Une équipe médicale italienne s'est rendu sur l'Ocean Viking samedi afin de réaliser des tests au Covid-19 sur les 180 migrants rescapés. Crédit : SOS Méditerranée / Flavio Gasperini
Une équipe médicale italienne s'est rendu sur l'Ocean Viking samedi afin de réaliser des tests au Covid-19 sur les 180 migrants rescapés. Crédit : SOS Méditerranée / Flavio Gasperini

Malgré l'attribution d'un port sûr après plus de 10 jours d'attente en mer, les 180 rescapés de l'Ocean Viking de SOS Méditerranée doivent encore s'armer de patience : le navire humanitaire a jeté l'ancre, lundi matin, à l'extérieur du port sicilien de Porto Empedocle et attend les instructions de débarquement.

Après 10 jours d'attente en mer, l'Ocean Viking a reçu l'autorisation, dimanche 5 juillet, de débarquer ses 180 rescapés Pakistanais, Bangladais, Nord-Africains ou encore Ghanéens à Porto Empedocle, en Sicile. À bord, la nouvelle a été accueillie avec un grand soulagement, des embrassades et des applaudissements alors que des tensions se faisaient de plus en plus sentir ces derniers jours. Deux migrants s'étaient même jetés à l'eau jeudi dernier, dans une tentative désespérée de rejoindre les côtes européennes à la nage. Depuis, le navire avait dû se placer en état d'urgence, une première.

Selon l'équipage, au moins "cinq personnes parmi les 180 rescapés ont fait part d'intentions suicidaires. Certains montrent des signes d'agitation, de dépression et d'extrême fatigue mentale." Un médecin a d'ailleurs confirmé ce diagnostic samedi lors d'une visite à bord visant à remettre ensuite un rapport aux autorités italiennes sur la situation sanitaire. "J'ai pu constater un énorme inconfort psychologique sur le navire, au point de considérer la situation comme presque incontrôlable, pour les invités et l'équipage", a déclaré ce médecin. Des tests au Covid-19 ont également été réalisés.

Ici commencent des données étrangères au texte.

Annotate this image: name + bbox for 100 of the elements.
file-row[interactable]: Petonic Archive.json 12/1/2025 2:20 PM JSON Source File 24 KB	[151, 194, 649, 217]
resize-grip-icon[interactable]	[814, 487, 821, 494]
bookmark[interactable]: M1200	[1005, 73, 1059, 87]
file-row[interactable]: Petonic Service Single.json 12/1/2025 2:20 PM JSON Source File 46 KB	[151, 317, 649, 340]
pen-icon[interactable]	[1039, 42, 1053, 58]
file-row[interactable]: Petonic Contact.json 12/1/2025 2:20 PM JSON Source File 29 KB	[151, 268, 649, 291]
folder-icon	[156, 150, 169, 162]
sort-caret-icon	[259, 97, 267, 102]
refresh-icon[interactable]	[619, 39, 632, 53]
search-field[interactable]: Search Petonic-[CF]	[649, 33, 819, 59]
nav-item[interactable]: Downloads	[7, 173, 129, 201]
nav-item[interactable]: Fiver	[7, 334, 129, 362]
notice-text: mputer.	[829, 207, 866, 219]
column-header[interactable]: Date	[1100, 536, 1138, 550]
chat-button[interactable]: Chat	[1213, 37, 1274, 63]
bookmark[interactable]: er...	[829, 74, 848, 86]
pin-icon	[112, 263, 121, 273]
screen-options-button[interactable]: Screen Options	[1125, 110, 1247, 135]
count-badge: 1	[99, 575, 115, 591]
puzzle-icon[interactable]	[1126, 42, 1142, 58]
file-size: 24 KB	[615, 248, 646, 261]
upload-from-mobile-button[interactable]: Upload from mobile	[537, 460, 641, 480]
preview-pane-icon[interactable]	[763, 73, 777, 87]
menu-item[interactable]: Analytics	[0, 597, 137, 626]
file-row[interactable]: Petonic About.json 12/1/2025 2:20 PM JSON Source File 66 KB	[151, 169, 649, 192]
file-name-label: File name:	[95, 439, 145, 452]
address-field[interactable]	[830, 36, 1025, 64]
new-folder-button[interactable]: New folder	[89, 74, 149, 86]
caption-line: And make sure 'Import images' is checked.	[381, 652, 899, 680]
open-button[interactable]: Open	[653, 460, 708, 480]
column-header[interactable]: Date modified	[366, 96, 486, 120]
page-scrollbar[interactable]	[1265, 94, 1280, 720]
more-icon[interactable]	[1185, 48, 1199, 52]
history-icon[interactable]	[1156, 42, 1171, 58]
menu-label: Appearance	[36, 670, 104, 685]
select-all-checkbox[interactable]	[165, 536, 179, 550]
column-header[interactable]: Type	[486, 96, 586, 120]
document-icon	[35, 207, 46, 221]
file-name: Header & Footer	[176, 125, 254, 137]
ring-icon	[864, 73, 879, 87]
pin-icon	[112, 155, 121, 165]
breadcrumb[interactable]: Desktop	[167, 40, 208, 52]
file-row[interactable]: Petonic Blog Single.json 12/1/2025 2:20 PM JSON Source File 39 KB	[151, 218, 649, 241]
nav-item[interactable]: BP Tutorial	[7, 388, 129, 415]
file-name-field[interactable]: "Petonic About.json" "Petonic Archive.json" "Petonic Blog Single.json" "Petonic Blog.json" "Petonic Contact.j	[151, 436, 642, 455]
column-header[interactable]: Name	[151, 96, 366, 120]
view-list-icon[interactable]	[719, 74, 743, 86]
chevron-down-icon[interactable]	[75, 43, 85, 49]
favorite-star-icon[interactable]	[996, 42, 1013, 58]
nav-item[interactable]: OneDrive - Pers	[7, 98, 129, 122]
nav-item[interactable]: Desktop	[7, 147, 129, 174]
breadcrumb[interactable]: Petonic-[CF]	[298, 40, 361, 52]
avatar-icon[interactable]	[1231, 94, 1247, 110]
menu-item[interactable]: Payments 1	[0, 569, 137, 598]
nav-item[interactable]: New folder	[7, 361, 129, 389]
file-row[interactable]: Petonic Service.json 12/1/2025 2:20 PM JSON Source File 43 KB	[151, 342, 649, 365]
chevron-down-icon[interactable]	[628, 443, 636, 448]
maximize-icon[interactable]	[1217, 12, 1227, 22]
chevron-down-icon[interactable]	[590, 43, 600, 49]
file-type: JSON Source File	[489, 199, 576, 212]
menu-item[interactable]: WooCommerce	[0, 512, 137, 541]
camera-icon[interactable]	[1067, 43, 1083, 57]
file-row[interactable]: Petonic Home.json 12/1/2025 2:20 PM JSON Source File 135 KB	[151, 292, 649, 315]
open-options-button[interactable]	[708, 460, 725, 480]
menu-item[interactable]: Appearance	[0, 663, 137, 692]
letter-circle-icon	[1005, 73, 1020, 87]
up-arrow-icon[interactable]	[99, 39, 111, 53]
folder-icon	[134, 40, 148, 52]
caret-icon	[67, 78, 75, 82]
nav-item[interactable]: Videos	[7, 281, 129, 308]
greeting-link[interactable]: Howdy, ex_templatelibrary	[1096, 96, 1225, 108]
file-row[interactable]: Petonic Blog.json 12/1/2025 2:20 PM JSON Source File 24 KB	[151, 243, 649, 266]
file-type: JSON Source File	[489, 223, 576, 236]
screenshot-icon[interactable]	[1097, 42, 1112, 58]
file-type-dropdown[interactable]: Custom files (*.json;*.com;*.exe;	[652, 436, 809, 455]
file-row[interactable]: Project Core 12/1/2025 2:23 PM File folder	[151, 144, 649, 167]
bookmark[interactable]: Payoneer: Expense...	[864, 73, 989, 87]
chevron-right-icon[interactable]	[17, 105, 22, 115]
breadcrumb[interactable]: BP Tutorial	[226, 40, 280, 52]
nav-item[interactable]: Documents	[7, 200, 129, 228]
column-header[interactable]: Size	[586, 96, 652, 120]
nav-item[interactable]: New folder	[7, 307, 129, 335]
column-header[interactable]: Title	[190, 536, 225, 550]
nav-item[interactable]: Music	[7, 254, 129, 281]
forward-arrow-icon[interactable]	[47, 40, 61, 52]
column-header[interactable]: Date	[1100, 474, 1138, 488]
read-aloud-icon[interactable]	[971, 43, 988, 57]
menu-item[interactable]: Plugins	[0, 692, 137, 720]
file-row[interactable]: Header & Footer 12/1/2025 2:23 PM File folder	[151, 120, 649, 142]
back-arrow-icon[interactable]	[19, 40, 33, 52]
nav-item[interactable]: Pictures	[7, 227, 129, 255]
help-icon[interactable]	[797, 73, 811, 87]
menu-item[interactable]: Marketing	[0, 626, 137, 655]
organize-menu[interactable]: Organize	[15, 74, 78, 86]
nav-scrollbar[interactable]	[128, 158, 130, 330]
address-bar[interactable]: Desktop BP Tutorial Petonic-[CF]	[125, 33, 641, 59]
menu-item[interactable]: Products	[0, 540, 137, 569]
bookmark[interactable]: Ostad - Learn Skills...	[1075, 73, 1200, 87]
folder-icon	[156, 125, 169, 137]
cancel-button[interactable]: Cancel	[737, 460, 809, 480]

"Le retard inutile de ce débarquement a mis des vies en danger", a tweeté, pour sa part, SOS Méditerranée qui affrète l'Ocean Viking, dimanche, à l'annonce de l'attribution de leur port sûr. "Au cours des derniers jours, l'Union européenne a gardé le silence : aucune initiative visant à relancer l'accord de Malte pour la relocalisation des rescapés. Il n'y a eu aucun signe de solidarité avec les États côtiers", regrette l'ONG française.

Quarantaine sur un ferry

Malgré l'attribution d'un port sûr et l'urgence du débarquement, les migrants n'avaient toujours pas posé le pied à terre, lundi matin. "Le capitaine du port a demandé à l’Ocean Viking de jeter l’ancre à l’extérieur du port de Porto Empedocle en Sicile. Le navire est désormais en attente d’instructions. Pour l’instant, nous n’avons pas reçu d’informations sur quand et comment le débarquement aurait lieu."

Le ministère de l'Intérieur a toutefois affirmé dimanche à un journaliste de l'AFP présent sur l'Ocean Viking que les 180 personnes seraient transférées "à bord du Moby Zaza", un ferry amarré dans le port de Porto Empedocle pour y être placés en quarantaine durant deux semaines.

L'Ocean Viking a repris le 29 juin dernier ses opérations après trois mois d'arrêt en raison du Covid-19, sur fond d'explosion des traversées de la Méditerranée centrale, entre les côtes libyennes et tunisiennes, d'une part, et Malte ou l'Italie, de l'autre.

Contrairement à l'Ocean Viking, deux autres navires humanitaires, le Mare Jonio et le Sea Watch 3, ont pu débarquer les dizaines de migrants secourus après seulement quelques heures à quelques jours d'attente, renforçant l'incompréhension des 180 rescapés de SOS Méditerranée. Ces derniers ont été secourus lors de quatre opérations distinctes menées les 25 et 30 juin.